Starting Gleevec
 

Hi - I am now going to start Gleevec after Vidaza treatment did not work. If anyone has been on it or has info on it - I'd really appreciate it. One of the results on the biopsy showed CD-117 positive. Gleevec is chosen because it is suppose to work specifically well if this is positive. Any info will help. Thank you all. :o

FYI
 

Still waiting to hear if insurance will approve the Gleevec. Hopefully they will make a decision this week. Insurance (having or not having) has gotten to be a scarry thing. No way can afford without insurance help.

revlimid
 

Hi everyone - Well it will probably be Revlimid for the next treatment. Will hear final results beginning of next week. Any info on Revlimid appreciated. thanks all

Gleevac vs Revlimid
 

Hi Susan
Well, guess your insurance didn't come thru :mad: but sometimes things happen for a reason......hope this is what makes a difference and you can tolerate if very well. I'll be looking forward to learn what you find out about Revlimid patients.......take care, Cheri

Revlimid
 

Hi Susan,
Revlimid is an immunmodulating drug similar to Thalidomide but should not give neuropathy like Thalidomide can do.

Here is a study about Revlimid (Lenalidomide) in patients without isolated 5q- chromosome aberration. The results are best in patients with that chromosome aberration - about 70% respond.

In this study they didn’t give the patients Prednisone in tapering dose during the first 3 months - I don't know why because that is supposed to increase response.

As you can see 42% of the 31 low risk patients obtained a red blood cell response according to international criteria.
http://ash.confex.com/ash/2010/webpr...aper27957.html
Kind regards
Birgitta-A
71 yo, transfusion dependent since dx 2006 but no transfusions after 3 months treatment with Thalidomide Sept 2010.

Birgitta and Cheri
 

Thank you both for the reply. Insurance actually is making a better decesion as it looks like this is the better choice. Very expensive - dont know what is going to happen there yet. (co-pay amount) Birgitta thanks for the read. I will know more details next week when final report is in. Hang in there ladies.:o

No Revlimid No Gleevec - Nothing
 

Ok - Now I am not approved for the Revlimid, wasnt approved for the Gleevec - had Dacogen - didnt work, had Vidaza - didnt work - Now I have nothing and nothing seems to be in a hurry now. I am truly confused and depressed. I dont understand - I am RAEB-2 on my reports but now I dont seem to require anything - very confusing to me. Any suggestions ??

Hi Susan--
What happened?
Have you tried any of the pharm companies who will pay for the medicine if your insurance won't? Have you tried your doctor's office/hospital social worker to intervene? Seems wrong that they won't pay for anything...
I hate to say it but it seems true--nobody cares if you live accept your family, friends and loved ones!
They reduced my Vidaza dosage, from 7 days to 5, because Dr and Hosp nurses don't want to work weekends!

How are you feeling and how are your #'s....?
I'll check in some of my books to see if there are any fundiing sites you can contact......
Hang in there.....

RevAssist Program--Revlimid
 

Hi Susan

Here's some information--check these out:

1-www.revassistonline.com; www.revlimid.com

Revassist Program: 1-888-423-5436 Mon Fri 8-8 EST Sat 9-3 EST

2-Patient Advocate Foundation 1 800 532 5274
Copay assist for pharm products to the insured

3-www.pparx.org Public and Private assistance/pharm companies

There you go....it's a start....not sure if it will lead to anything, but...
Please let me know if you get any positive feedback from these companies so that I may update my resource list....hope something good comes from it!

No transplant?
 

Hello Susan,

Sorry to hear about your insurance issues.

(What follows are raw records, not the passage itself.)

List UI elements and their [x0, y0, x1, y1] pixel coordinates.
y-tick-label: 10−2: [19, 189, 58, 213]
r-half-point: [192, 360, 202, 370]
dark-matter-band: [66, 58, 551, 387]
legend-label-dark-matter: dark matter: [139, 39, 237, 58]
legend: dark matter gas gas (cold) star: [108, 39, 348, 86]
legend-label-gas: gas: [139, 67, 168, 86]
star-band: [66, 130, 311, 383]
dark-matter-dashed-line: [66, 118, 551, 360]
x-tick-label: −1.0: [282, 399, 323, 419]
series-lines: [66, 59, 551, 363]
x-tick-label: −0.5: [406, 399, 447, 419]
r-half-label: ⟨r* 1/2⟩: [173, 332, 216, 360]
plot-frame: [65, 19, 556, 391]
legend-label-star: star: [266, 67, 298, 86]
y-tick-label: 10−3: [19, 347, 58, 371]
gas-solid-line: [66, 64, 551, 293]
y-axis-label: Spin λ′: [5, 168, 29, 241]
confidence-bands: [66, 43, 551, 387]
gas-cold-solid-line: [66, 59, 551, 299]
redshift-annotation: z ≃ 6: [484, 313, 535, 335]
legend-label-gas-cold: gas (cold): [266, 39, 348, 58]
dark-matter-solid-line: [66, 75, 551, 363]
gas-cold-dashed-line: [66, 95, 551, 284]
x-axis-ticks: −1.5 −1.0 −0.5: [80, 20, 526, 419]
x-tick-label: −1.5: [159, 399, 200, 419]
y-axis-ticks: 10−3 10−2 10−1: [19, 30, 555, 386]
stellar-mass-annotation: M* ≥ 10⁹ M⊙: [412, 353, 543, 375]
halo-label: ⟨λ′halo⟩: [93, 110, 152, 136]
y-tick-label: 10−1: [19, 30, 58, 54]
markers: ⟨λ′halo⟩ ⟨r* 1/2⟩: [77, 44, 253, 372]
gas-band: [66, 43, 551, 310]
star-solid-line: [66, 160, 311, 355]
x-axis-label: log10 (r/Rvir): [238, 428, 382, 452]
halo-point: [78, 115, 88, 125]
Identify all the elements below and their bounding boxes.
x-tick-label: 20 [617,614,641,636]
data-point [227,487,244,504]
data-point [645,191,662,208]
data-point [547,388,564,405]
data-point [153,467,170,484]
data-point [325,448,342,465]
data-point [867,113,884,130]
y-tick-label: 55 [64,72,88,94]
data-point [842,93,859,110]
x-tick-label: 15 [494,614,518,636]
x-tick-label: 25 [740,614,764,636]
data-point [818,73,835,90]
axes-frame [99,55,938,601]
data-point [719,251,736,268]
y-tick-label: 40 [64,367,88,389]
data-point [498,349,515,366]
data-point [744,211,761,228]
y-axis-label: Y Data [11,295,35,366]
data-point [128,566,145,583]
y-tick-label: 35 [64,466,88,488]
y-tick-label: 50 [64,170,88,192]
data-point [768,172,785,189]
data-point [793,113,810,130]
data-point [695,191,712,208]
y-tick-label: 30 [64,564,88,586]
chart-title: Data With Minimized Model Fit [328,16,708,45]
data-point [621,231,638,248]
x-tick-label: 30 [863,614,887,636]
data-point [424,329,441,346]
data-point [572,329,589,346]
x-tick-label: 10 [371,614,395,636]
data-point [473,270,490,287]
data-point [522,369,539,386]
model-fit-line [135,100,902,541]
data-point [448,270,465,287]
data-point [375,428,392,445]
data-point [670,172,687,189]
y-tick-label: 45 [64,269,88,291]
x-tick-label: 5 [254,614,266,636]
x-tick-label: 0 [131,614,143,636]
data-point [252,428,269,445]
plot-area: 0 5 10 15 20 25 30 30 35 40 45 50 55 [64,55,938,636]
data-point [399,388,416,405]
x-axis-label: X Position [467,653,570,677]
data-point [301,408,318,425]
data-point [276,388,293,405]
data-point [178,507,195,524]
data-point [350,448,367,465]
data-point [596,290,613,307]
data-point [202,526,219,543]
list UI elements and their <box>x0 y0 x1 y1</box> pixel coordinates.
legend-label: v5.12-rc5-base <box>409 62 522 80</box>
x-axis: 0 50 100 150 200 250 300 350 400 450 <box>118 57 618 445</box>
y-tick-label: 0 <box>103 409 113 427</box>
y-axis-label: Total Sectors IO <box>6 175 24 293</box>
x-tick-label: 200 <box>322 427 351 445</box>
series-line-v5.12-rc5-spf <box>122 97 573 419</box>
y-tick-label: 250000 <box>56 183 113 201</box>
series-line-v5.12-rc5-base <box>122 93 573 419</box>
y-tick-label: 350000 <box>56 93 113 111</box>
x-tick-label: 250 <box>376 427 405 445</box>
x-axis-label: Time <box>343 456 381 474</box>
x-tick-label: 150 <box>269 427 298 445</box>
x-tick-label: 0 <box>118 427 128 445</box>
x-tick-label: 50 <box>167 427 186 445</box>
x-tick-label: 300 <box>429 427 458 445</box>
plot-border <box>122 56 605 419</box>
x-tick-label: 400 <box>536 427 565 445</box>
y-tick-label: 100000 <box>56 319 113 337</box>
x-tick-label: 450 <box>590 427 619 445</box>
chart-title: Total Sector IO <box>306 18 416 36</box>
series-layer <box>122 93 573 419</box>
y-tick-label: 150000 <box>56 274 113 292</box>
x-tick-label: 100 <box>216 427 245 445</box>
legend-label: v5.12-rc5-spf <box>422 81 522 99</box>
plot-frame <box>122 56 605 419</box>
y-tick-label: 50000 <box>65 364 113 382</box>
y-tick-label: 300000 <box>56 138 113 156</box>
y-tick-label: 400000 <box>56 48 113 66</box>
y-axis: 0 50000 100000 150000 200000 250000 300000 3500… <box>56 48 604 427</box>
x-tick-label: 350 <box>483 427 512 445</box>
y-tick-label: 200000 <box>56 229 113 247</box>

I'm sorry if I have missed some other posts, but what about a transplant before the disease progresses to AML?

In MHO it seems odd to "watch and wait" when you have high risk disease and you are young enough for transplant.

I wish you all the best.

Clinical trials
 

Hi Susan,
As far as I understand you live in Georgia. If you look at clin trials gov for trials where you live you will find some that look OK for example nr 1, nr 2 and nr 16 (chemo and SCT).
http://clinicaltrials.gov/ct2/result...recr=Open&pg=2
Kind regards
Birgitta-A

Dear Cheri, Birgetta and Chirley
 

Thank you all for your replies and suggestions. I am going back again to the doc tomorrow and we need to discuss somethings. I am going to check into the clinical trials here in Ga. Atlanta is about 2 hrs away and I should be able to get help there. I've got more questions for my doc and now feel there is something else out there to help with the suggestions you all gave. Its too easy to get caught up in all this drama and feel helpless when you are only listening to one side of it. I needed the extra push with info and the trials ( I do not know why he swayed me away from them) but I feel better - thank you again.

Atta Girl! Glad to hear you got your fight back! There's always another doctor--there's only one of you! Good luck and keep us posted!